Булат Окуджава | страница 48



В разоблачительной горячке восьмидесятых большевистские руководители представлялись сплошь тиранами, волюнтаристами, строителями пресловутой «административно-командной системы»; все тогдашние стимулы вроде соревнования развенчивались, рапорты об успехах индустриализации объявлялись пропагандой, а сама индустриализация представала в виде непрерывного насилия над страной, ее людьми и ландшафтами; между тем то, о чем писал Авдеенко, было, как был и фантастический энтузиазм, описанный Катаевым и Эренбургом, и стремительный рост промышленных гигантов, и азарт соревнования, и чувство собственной гордой причастности к величайшему индустриальному перевороту в человеческой истории. Окуджава был неоспоримо прав, утверждая в письмах к Илье Марьясину, что его отец точно так же разоблачал троцкистов, как разоблачали впоследствии его самого; но мало кто на его месте вел бы себя иначе. Героизм Шалвы Окуджавы был хотя бы в том, что он по крайней мере не оговорил себя – и до последнего отводил обвинения от других.

4

Булат Окуджава родился поздним вечером 9 мая в Москве, в роддоме на Большой Молчановке, 5. Сейчас этого роддома № 7, знаменитейшего в Москве, уже нет, но здание его уцелело – это дом 2 по Новоарбатскому (в прошлом Калининскому) проспекту. Роддом, основанный в 1907 году московским купцом Сергеем Лепехиным, был назван в честь прославленного московского акушера Григория Грауэрмана. На творческих вечерах, в особенности московских, Окуджава любил упоминать, что родился «у Грауэрмана» – для жителей московского центра это служило паролем; иногда кажется, что там родились решительно все старые москвичи, хотя в лепехинском роддоме и было всего шестьдесят три койки. По случаю рождения сына соседи Каневские подарили Ашхен матерчатый букетик.

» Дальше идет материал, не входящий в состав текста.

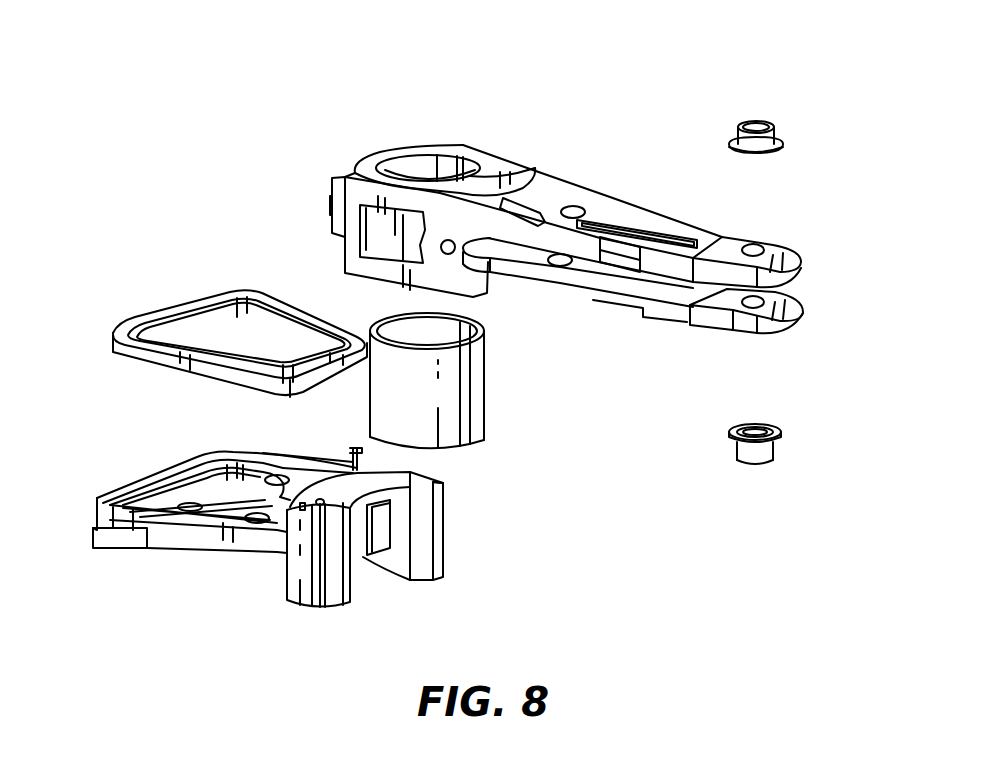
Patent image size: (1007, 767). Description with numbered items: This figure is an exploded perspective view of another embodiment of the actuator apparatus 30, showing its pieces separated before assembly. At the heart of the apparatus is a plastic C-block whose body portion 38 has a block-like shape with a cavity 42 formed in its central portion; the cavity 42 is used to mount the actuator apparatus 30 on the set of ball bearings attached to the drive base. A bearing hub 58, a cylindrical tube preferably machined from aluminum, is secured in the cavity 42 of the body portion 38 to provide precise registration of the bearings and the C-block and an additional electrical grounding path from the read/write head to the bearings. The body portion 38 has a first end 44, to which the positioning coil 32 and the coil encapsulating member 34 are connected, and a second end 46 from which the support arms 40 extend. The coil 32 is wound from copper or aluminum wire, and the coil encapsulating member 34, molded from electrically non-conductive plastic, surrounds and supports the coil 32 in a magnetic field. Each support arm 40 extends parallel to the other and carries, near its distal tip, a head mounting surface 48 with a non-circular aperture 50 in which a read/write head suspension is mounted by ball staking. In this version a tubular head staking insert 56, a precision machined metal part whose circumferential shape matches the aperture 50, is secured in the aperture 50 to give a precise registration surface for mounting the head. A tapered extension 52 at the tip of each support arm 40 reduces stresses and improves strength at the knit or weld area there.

The actuator apparatus 30 is at (644, 70).
The positioning coil 32 is at (118, 342).
The coil encapsulating member 34 is at (98, 500).
The body portion 38 is at (483, 155).
The support arm 40 is at (494, 232).
The cavity 42 is at (425, 163).
The first end 44 is at (362, 157).
The second end 46 is at (530, 168).
The head mounting surface 48 is at (740, 247).
The aperture 50 is at (770, 253).
The tapered extension 52 is at (803, 312).
The head staking insert 56 is at (772, 128).
The bearing hub 58 is at (483, 400).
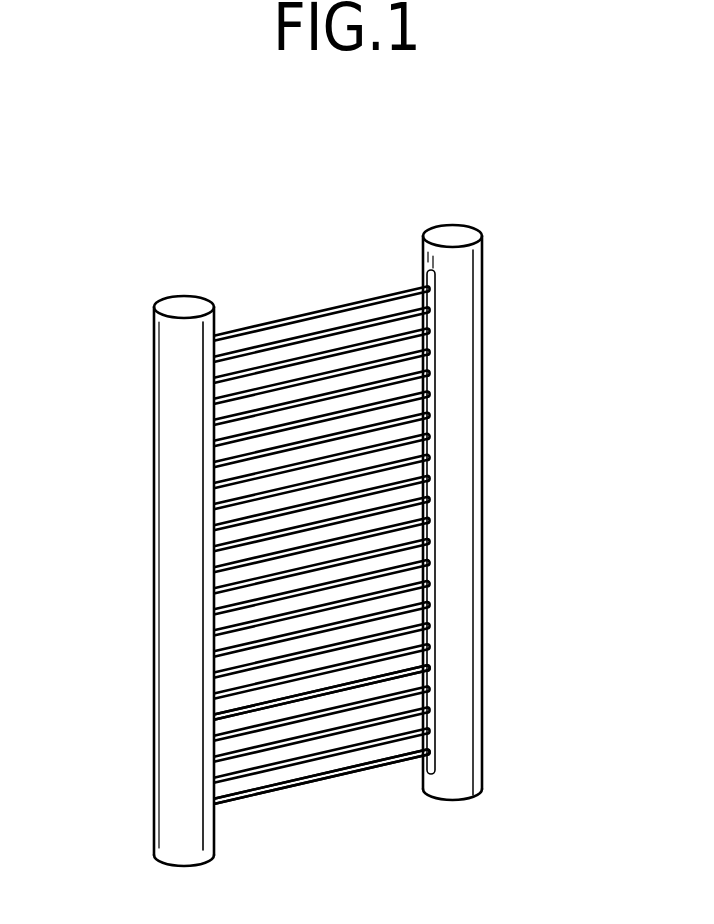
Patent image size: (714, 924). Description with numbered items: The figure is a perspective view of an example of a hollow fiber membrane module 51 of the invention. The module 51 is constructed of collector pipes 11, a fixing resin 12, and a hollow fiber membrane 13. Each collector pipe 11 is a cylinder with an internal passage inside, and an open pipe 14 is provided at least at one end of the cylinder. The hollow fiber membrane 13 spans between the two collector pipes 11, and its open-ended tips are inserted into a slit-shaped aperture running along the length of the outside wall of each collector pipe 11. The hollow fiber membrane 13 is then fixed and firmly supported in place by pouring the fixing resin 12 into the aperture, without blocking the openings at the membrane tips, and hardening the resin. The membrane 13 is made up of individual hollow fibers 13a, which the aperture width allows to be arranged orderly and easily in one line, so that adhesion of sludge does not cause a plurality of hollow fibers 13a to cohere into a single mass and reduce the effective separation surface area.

The hollow fiber membrane module 51 is at (148, 65).
The collector pipe 11 is at (172, 460).
The fixing resin 12 is at (428, 538).
The hollow fiber membrane 13 is at (268, 320).
The hollow fibers 13a is at (287, 766).
The open pipe 14 is at (458, 236).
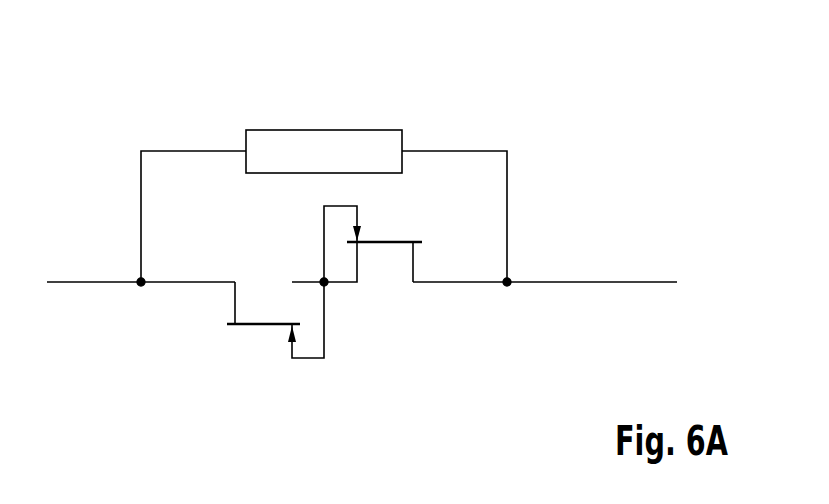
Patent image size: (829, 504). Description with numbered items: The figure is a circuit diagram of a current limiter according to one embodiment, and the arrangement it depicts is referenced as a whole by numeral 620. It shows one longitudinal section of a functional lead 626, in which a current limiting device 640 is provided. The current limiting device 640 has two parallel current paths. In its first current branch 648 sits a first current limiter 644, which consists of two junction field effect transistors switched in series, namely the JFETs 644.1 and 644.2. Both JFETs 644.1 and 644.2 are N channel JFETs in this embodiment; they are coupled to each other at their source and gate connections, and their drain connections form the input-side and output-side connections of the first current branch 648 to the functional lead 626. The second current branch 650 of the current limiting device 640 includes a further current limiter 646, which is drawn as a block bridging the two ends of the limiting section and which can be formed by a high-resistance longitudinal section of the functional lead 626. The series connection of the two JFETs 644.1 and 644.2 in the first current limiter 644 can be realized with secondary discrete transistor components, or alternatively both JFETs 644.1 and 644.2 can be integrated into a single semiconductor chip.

The circuit 620 is at (593, 117).
The functional lead 626 is at (627, 282).
The current limiting device 640 is at (250, 88).
The first current limiter 644 is at (329, 285).
The junction field effect transistor 644.1 is at (250, 326).
The junction field effect transistor 644.2 is at (400, 238).
The current limiter 646 is at (325, 130).
The first current branch 648 is at (172, 287).
The second current branch 650 is at (141, 181).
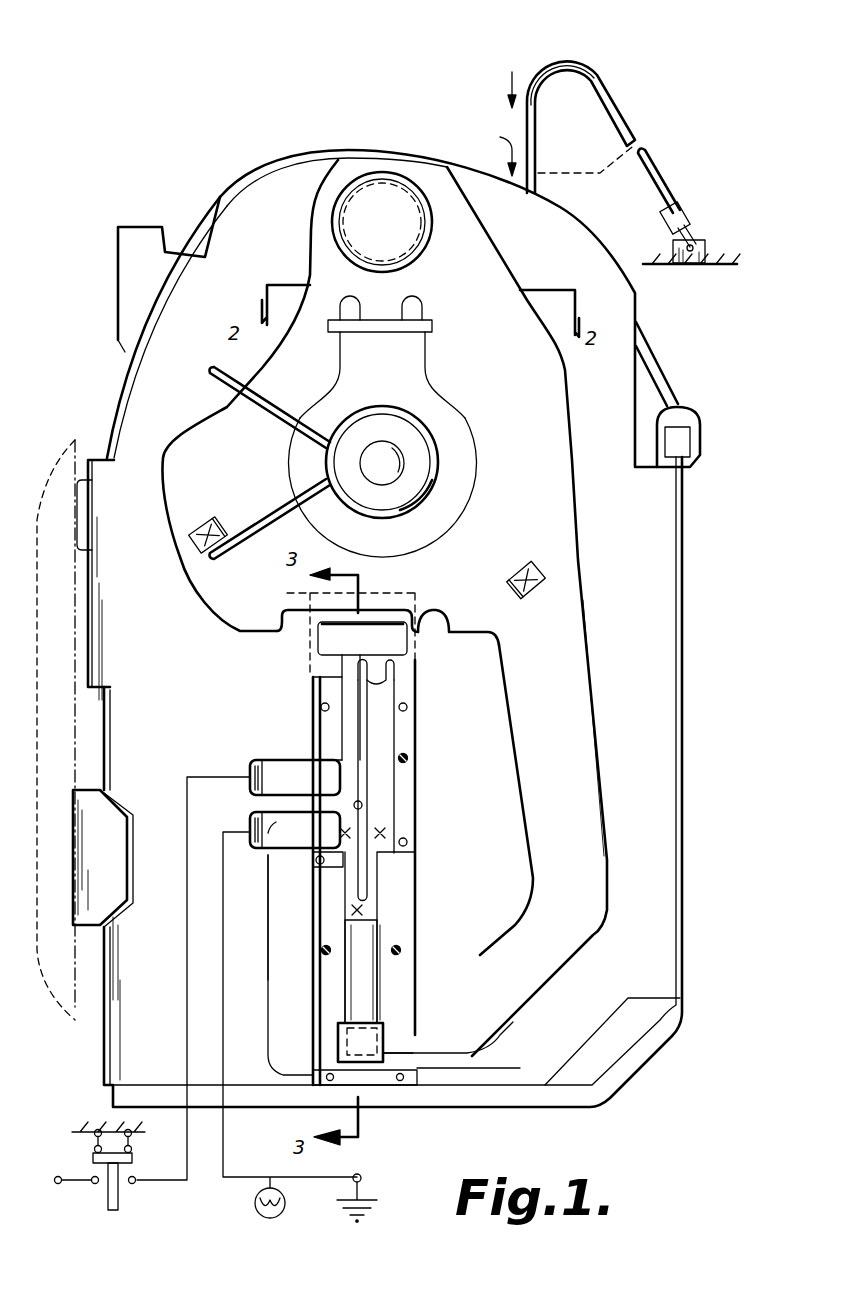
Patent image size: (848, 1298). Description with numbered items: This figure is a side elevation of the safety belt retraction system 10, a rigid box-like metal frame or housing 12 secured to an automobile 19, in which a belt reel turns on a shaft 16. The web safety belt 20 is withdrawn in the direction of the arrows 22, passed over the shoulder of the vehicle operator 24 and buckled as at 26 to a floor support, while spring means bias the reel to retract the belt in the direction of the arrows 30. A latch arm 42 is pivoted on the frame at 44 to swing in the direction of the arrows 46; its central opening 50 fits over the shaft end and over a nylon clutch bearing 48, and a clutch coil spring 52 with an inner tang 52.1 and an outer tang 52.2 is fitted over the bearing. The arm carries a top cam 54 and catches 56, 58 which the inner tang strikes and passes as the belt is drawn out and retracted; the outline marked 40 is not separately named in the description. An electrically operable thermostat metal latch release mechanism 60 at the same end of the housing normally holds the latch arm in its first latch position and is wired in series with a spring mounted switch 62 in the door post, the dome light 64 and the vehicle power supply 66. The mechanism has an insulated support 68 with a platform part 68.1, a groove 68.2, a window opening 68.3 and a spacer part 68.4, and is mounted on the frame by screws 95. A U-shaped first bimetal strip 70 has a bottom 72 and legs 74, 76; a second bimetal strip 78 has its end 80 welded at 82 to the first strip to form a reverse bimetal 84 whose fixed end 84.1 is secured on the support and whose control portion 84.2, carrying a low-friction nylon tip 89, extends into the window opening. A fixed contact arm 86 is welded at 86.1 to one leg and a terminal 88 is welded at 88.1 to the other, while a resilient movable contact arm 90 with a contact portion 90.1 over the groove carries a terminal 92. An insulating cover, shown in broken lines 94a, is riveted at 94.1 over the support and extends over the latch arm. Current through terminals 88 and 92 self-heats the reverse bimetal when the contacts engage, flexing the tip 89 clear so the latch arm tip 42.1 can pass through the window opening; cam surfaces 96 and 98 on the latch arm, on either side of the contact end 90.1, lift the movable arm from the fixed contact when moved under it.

The safety belt retraction system 10 is at (414, 94).
The frame or housing 12 is at (478, 146).
The shaft 16 is at (386, 448).
The automobile 19 is at (700, 270).
The web safety belt 20 is at (536, 130).
The arrows 22 is at (505, 100).
The vehicle operator or passenger 24 is at (588, 174).
The buckle 26 is at (682, 214).
The arrows 30 is at (498, 145).
The inner housing body 40 is at (572, 410).
The latch arm 42 is at (562, 462).
The tip of the latch arm 42.1 is at (430, 1045).
The pivot 44 is at (393, 183).
The arrows 46 is at (430, 1073).
The clutch bearing 48 is at (412, 456).
The central opening 50 is at (466, 486).
The clutch coil spring 52 is at (398, 385).
The inner tang 52.1 is at (262, 498).
The outer tang 52.2 is at (283, 386).
The top cam 54 is at (368, 322).
The catch 56 is at (205, 524).
The catch 58 is at (530, 576).
The thermostat metal latch release mechanism 60 is at (430, 763).
The spring mounted switch 62 is at (134, 1158).
The interior or dome light 64 is at (255, 1203).
The vehicle power supply 66 is at (60, 1176).
The insulated base or support 68 is at (398, 725).
The platform part 68.1 is at (410, 740).
The groove 68.2 is at (337, 684).
The window opening 68.3 is at (320, 1054).
The spacer part 68.4 is at (370, 1073).
The first strip 70 is at (387, 860).
The bottom 72 is at (363, 908).
The leg 74 is at (382, 880).
The leg 76 is at (347, 887).
The second strip 78 is at (382, 985).
The end of second strip 80 is at (360, 927).
The weld 82 is at (345, 912).
The reverse bimetal 84 is at (268, 972).
The first end of the reverse bimetal 84.1 is at (383, 817).
The control portion 84.2 is at (387, 1033).
The fixed contact arm 86 is at (380, 700).
The weld 86.1 is at (390, 828).
The terminal 88 is at (253, 813).
The weld 88.1 is at (330, 813).
The tip 89 is at (347, 1030).
The resilient movable contact arm 90 is at (343, 733).
The movable contact portion 90.1 is at (350, 645).
The terminal 92 is at (270, 762).
The broken lines indicating the cover 94a is at (283, 592).
The rivets 94.1 is at (320, 707).
The screws 95 is at (322, 950).
The cam surface 96 is at (437, 620).
The cam surface 98 is at (288, 620).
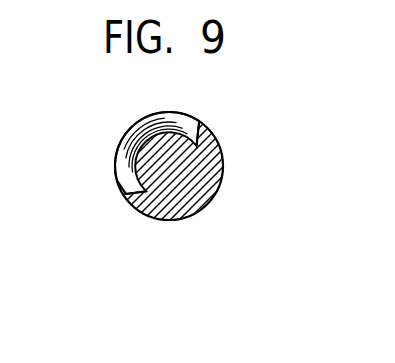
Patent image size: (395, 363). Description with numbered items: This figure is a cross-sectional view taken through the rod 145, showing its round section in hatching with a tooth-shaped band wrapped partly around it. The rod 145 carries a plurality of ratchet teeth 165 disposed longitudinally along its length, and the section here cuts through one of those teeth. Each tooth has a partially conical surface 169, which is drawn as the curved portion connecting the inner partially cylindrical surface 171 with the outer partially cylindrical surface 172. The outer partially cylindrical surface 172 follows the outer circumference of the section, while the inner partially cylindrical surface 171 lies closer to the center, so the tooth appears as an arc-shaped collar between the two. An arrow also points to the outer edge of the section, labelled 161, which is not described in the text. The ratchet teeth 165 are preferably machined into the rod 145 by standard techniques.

The rod 145 is at (207, 207).
The outer surface of rod 161 is at (223, 160).
The ratchet teeth 165 is at (183, 112).
The partially conical surface 169 is at (127, 163).
The inner partially cylindrical surface 171 is at (140, 177).
The outer partially cylindrical surface 172 is at (140, 123).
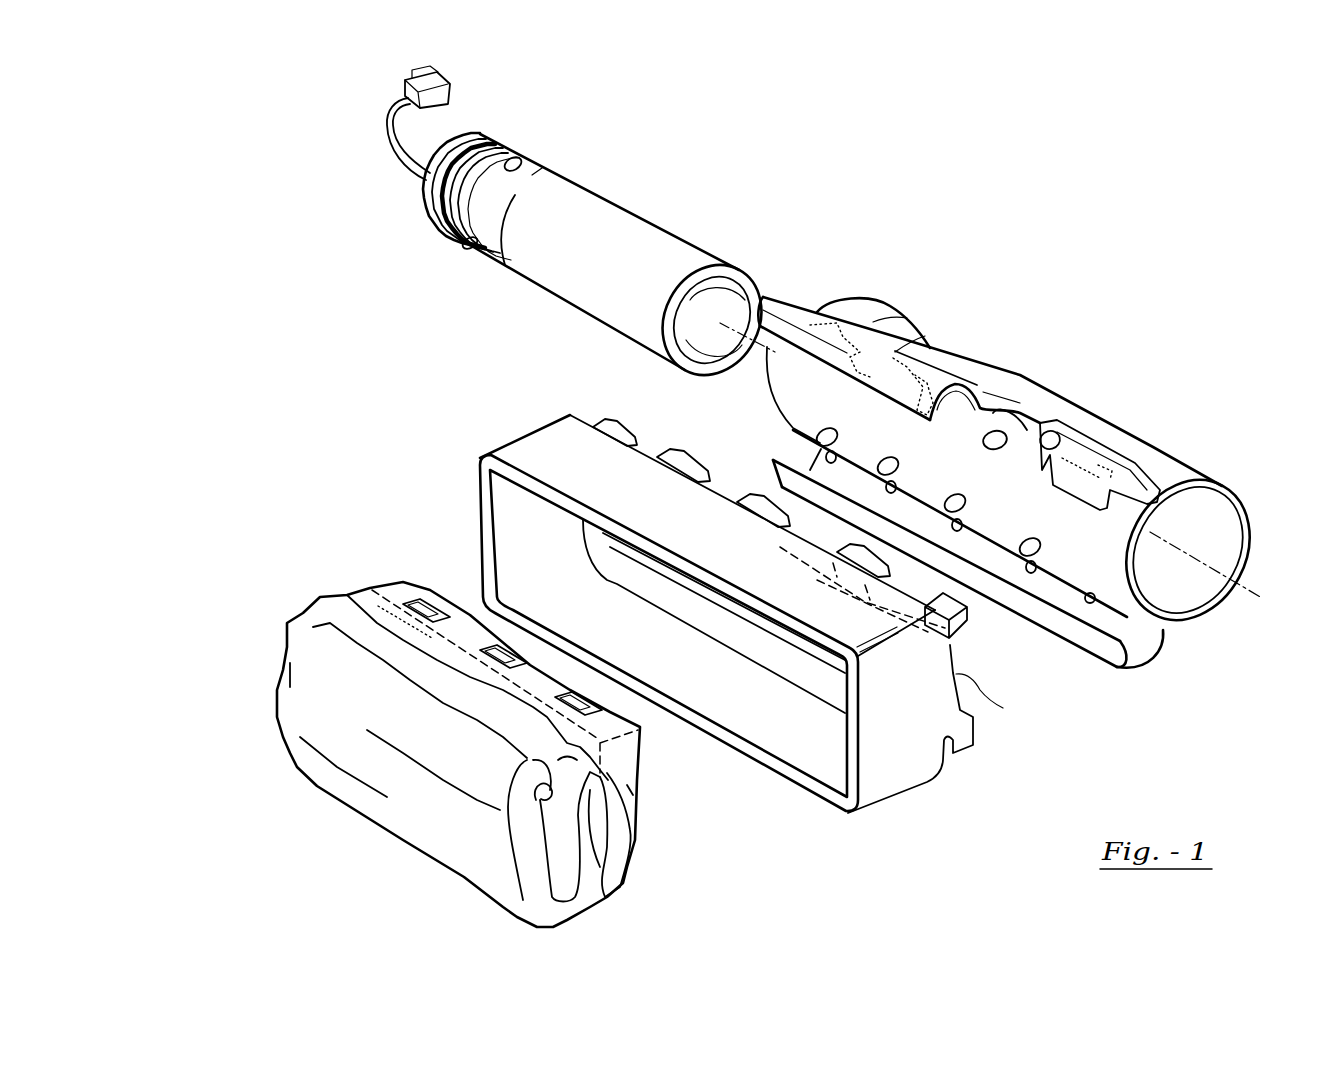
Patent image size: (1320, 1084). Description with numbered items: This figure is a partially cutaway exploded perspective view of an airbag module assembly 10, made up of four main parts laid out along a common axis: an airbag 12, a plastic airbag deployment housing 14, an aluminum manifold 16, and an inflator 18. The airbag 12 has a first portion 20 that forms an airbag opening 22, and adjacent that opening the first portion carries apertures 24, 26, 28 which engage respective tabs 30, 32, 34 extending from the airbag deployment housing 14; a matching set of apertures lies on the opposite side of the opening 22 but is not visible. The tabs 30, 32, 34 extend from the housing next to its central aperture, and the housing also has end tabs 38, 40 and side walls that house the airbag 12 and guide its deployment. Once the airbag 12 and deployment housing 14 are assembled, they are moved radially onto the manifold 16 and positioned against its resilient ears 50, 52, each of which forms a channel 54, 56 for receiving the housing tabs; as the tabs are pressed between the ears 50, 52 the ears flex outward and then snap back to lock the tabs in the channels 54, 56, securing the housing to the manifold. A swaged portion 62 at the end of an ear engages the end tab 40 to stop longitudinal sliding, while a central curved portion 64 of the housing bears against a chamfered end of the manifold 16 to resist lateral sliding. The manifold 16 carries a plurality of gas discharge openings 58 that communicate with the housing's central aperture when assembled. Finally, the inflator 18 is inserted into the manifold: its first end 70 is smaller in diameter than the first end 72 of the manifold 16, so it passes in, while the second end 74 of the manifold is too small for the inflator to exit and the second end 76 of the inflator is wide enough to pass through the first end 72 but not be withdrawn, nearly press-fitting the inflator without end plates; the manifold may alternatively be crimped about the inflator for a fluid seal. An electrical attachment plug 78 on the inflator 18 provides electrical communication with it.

Окуджава рассказывал, что родители долго думали над именем: у подруги Изы брали книги, с восхищением читали что ни попадя, вместе пришли в восторг от «Портрета Дориана Грея» и решили назвать сына в честь британского красавца. Первый месяц жизни Окуджава прожил под именем Дориан (если бы родилась девочка, ее в честь грузинской бабушки с отцовской стороны назвали бы Елизаветой). Мария Налбандян, приехавшая в Москву, чтобы помочь дочери в первые недели после родов, называла внука Дариком. Только через месяц, когда пришло время регистрировать ребенка, Шалва признался, что в имени «Дориан» ему стала слышаться претензия – и предложил скромное, но достойное имя Булат. Жена одобрила.